According to the Beacon, The New York Times made only 13 FOIA request during Obama's entire second term, but has made 100 requests since President Trump took office two years ago — an increase of 669 percent.

But Times reporters haven't been the only ones working overtime. The Washington Post went from just one FOIA request for Obama's EPA to 43 under the current administration. Scher cited and graphed similar spikes in activity by ABC News (4 requests under Obama, 32 since President Trump took office), CNN (from 25 to 47), Politico (from 15 to 198), and The Hill (from 20 to 67).

Scher also analyzed The Associated Press, Bloomberg, CBS News, the Los Angeles Times, NBC News, MSNBC, Reuters, Daily Beast, The Guardian, and The Wall Street Journal.

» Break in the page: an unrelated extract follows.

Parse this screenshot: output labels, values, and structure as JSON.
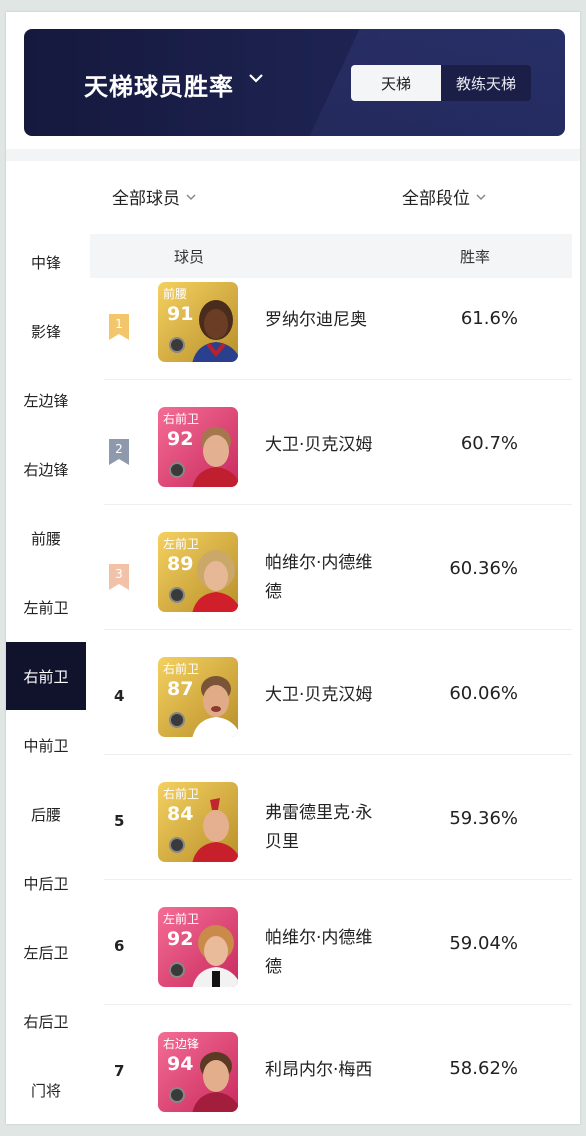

"Among them," he wrote, "only Bloomberg sent a consistent amount of FOIA requests in the final years of the Obama administration, when the EPA released major proposals such as the Clean Power Plan and its new Waters of the United States rule."

Anything else?

President Trump has repeatedly criticized the mainstream media, claiming they given him unfair coverage compared to previous commanders in chief. A number of studies conducted during the Trump administration and even before show overwhelmingly negative coverage of the president.

Veteran journalists Ted Koppel and Lara Logan have both recently validated President Trump's long-maintained stance that mainstream outlets carry a clear left-leaning bias.